Das verwundert uns, denn wir wissen aus der Antwort der Bundesregierung auf die Anfrage eines Abgeordneten, dass in Ramstein seit 1996 ein Verbindungskommando der deutschen Luftwaffe stationiert ist. Ein Offizier und ein Feldwebel halten auf dem Flugplatz den Kontakt zwischen dem Inspekteur der Luftwaffe und der US Air Force.

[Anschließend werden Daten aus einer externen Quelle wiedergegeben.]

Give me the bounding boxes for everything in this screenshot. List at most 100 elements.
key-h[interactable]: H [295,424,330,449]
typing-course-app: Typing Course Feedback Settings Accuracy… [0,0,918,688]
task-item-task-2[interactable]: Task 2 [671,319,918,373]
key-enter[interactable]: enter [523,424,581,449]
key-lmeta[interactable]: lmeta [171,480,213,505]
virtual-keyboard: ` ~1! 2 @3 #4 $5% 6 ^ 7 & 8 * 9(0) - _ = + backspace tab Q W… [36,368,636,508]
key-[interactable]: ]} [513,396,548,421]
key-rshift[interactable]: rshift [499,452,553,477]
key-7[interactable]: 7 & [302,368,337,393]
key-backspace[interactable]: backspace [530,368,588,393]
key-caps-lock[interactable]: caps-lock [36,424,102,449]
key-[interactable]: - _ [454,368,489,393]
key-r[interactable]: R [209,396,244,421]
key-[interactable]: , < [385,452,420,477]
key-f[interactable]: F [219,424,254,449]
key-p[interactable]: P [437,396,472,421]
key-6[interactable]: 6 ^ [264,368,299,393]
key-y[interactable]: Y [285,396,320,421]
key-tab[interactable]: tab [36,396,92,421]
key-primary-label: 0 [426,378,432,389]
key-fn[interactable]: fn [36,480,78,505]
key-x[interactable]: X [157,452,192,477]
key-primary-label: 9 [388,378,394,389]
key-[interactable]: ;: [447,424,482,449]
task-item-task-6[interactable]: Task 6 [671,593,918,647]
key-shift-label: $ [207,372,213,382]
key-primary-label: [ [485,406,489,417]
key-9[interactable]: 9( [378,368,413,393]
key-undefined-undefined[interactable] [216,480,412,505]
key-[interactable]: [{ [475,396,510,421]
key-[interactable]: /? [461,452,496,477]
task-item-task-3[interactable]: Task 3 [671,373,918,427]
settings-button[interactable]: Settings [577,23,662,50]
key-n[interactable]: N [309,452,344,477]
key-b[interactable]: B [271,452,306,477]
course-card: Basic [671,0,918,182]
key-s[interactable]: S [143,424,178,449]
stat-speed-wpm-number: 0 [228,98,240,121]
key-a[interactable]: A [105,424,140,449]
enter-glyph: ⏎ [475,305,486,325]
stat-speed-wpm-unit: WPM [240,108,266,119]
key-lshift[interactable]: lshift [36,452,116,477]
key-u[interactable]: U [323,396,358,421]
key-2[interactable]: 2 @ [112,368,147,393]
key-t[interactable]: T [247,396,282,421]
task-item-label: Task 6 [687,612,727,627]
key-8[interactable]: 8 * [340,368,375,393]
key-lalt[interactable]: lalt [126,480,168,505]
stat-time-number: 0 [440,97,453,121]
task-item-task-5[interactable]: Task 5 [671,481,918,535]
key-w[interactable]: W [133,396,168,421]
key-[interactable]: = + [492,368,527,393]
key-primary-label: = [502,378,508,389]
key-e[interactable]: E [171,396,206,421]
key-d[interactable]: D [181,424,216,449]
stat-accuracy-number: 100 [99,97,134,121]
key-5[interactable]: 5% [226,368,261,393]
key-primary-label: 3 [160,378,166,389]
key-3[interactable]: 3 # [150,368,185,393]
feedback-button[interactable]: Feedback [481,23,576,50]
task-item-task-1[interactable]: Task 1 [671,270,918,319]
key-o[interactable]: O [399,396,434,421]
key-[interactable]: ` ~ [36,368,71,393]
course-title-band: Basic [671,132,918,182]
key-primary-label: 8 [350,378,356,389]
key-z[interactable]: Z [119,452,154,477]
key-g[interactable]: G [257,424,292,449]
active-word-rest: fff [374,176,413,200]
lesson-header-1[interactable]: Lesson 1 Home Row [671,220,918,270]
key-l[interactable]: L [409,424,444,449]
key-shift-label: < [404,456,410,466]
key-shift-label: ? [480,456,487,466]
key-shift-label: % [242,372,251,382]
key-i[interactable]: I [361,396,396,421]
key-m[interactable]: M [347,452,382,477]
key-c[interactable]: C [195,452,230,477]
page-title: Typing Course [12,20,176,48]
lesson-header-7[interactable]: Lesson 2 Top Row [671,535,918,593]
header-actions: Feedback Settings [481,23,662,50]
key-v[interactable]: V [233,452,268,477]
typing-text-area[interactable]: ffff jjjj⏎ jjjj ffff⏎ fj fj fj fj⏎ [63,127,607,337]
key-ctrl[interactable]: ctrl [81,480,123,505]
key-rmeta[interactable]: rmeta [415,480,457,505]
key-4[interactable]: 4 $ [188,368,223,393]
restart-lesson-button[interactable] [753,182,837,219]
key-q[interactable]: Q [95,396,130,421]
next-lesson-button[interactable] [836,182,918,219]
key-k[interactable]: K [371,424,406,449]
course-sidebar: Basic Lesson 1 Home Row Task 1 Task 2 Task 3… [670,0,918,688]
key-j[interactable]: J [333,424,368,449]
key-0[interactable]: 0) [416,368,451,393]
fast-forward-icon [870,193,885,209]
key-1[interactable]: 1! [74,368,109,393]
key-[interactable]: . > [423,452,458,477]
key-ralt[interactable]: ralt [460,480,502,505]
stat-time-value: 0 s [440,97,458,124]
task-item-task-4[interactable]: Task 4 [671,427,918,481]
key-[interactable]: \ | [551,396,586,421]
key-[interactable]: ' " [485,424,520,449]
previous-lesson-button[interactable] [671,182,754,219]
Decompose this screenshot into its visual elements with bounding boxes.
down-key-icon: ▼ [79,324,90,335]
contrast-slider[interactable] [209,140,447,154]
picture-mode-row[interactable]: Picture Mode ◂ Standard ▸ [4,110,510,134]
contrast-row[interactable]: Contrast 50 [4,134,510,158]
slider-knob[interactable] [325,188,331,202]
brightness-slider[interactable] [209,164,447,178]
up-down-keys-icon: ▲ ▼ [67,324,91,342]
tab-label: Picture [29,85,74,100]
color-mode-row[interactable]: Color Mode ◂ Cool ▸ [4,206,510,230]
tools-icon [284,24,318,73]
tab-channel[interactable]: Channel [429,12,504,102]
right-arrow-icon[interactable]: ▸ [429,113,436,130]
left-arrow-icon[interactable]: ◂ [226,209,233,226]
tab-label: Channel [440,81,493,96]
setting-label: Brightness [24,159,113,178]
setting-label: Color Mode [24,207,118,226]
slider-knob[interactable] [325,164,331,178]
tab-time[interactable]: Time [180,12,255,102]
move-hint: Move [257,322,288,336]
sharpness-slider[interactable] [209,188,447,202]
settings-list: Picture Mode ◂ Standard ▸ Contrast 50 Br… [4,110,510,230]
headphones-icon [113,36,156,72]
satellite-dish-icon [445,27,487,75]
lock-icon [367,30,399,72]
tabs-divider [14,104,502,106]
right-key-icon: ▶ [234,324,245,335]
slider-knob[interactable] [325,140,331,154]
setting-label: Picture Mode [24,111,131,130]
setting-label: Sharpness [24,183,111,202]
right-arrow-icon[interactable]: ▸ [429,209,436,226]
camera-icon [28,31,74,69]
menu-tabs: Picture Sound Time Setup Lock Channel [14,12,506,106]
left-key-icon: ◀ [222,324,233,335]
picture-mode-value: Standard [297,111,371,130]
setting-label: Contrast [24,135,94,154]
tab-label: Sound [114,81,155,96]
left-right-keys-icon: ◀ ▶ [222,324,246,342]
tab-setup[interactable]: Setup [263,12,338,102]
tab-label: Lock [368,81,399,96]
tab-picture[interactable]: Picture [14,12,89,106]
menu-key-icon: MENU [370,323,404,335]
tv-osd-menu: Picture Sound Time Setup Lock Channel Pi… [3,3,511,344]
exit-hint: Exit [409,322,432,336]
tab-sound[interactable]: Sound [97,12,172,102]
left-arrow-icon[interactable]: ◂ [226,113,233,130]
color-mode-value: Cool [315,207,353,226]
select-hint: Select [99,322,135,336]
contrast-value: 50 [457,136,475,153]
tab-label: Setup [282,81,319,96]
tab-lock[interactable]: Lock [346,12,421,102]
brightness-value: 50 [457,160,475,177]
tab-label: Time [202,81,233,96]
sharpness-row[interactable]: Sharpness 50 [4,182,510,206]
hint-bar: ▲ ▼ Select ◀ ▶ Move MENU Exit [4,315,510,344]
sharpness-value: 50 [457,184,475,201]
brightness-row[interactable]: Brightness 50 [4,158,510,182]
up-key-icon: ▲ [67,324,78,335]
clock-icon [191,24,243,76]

Zu den Aufgaben der Verbindungssoldaten gehört es, Informationen auszutauschen und das deutsche Verteidigungsministerium über «Planungen und Maßnahmen der US Air Force in Europa» zu unterrichten.
Dass die Regierung bisher nichts von den Vorgängen in Ramstein und Stuttgart erfahren hat, kann jedoch auch daran liegen, dass es sie nicht sonderlich interessiert. Wir fragen beim Bundeskanzleramt an, beim Verteidigungsministerium und beim Auswärtigen Amt, wer denn die Einhaltung der Stationierungsverträge und des Grundgesetzes auf den US -Basen in Deutschland kontrolliert.
Tagelang schicken uns die Ministeriumssprecher von einem Ministerium zum anderen. Es scheint, als ob in der Regierung selbst zuerst niemand weiß, wer die zehntausende amerikanischen Soldaten überwacht. Nach einer Woche erhalten wir einen Anruf vom Außenministerium. «Es gibt keine regelmäßigen Kontrollen», sagt eine Sprecherin. Es gebe noch nicht einmal eine übergeordnete Instanz, die die Truppen kontrolliert. Ein regelmäßiger Austausch über die aktuellen Aktivitäten finde darum nicht statt.
Die Bundesregierung vertraue den USA und ihrer Zusage, sich an geltendes Recht zu halten.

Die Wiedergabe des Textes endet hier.